Perjalanan pulang didalam kantong kresek bergambarkan “kurangi limbah plastik”-pun terasa begitu menyenangkan. Membayangkan bagaimana ketika akhirnya ia bisa dipekerjakan, dan digunakan di rambut manusia, yang ternyata juga seorang ABK (Anak Baru Kosan).

Selayaknya shampo pada umumnya, ia benar-benar menjalankan tugasnya dengan sangat baik dan maksimal. Berubah menjadi busa ketika digunakan untuk mencuci rambut. Membuat muka si anak kosan yang dulunya tidak terlalu tampan menjadi tetap tidak terlalu tampan. Serta yang paling penting dan utama, ia berhasil membuat rambut si anak kosan menjadi lebih wangi dan lebih lembut. Ia pun merasa bahwa tujuan hidupnya sebagai shampo, kini telah tercapai.
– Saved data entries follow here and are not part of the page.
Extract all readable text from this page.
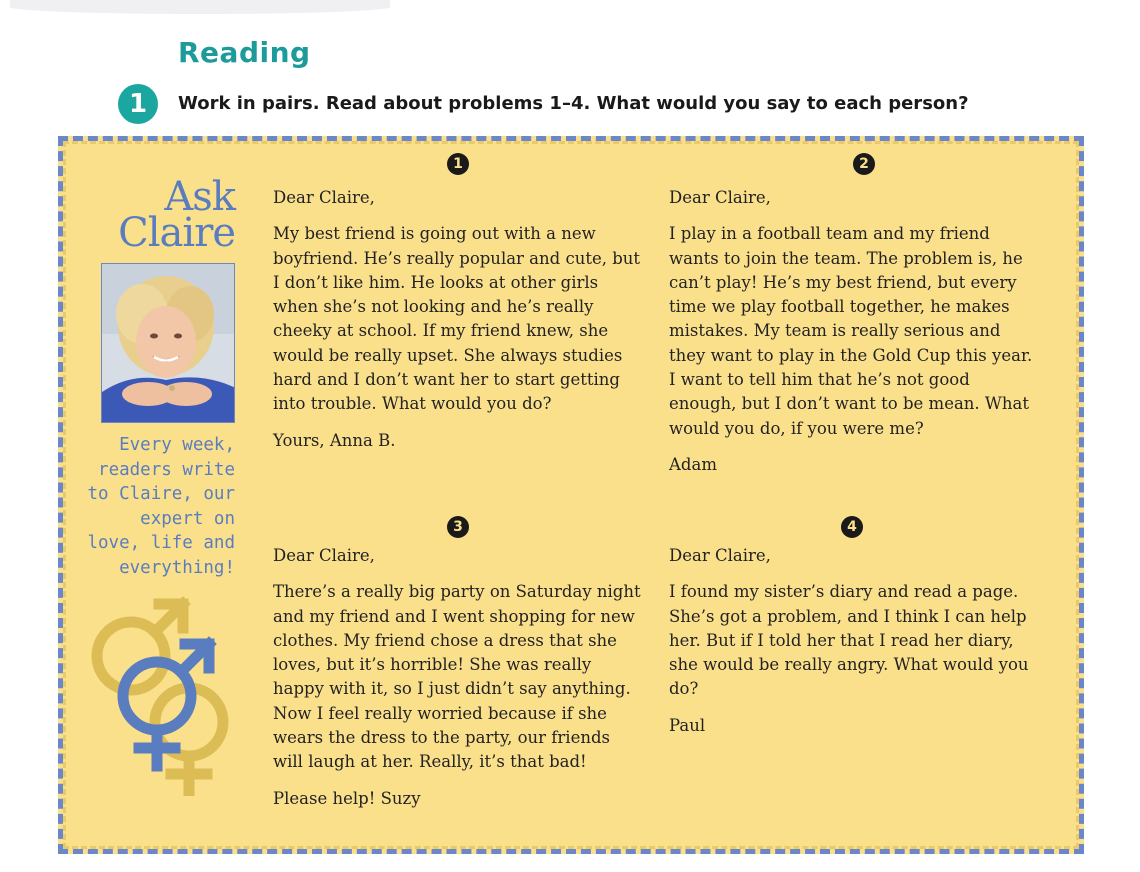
Reading
1	Work in pairs. Read about problems 1–4. What would you say to each person?
Ask
Claire
Every week, readers write to Claire, our expert on love, life and everything!
1

Dear Claire,

My best friend is going out with a new boyfriend. He’s really popular and cute, but I don’t like him. He looks at other girls when she’s not looking and he’s really cheeky at school. If my friend knew, she would be really upset. She always studies hard and I don’t want her to start getting into trouble. What would you do?

Yours, Anna B.

2

Dear Claire,

I play in a football team and my friend wants to join the team. The problem is, he can’t play! He’s my best friend, but every time we play football together, he makes mistakes. My team is really serious and they want to play in the Gold Cup this year. I want to tell him that he’s not good enough, but I don’t want to be mean. What would you do, if you were me?

Adam

3

Dear Claire,

There’s a really big party on Saturday night and my friend and I went shopping for new clothes. My friend chose a dress that she loves, but it’s horrible! She was really happy with it, so I just didn’t say anything. Now I feel really worried because if she wears the dress to the party, our friends will laugh at her. Really, it’s that bad!

Please help! Suzy

4

Dear Claire,

I found my sister’s diary and read a page. She’s got a problem, and I think I can help her. But if I told her that I read her diary, she would be really angry. What would you do?

Paul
Tinggal menikmatinya saja, hingga si anak kosan mulai memasuk-masukkan air ke dalam dirinya (botol), tanda bahwa perjalanannya akan benar-benar berakhir sebagai sampah daur ulang.

Walaupun... akhir perjalanannya tersebut akan masih cukup lama. Karena nyatanya, sejak ia diambil dari rak toko indomaret enam bulan yang lalu, ia masih ada di jendelan kosan anak manusia yang masih tidak terlalu tampan tersebut. Jarang shampoan anaknya.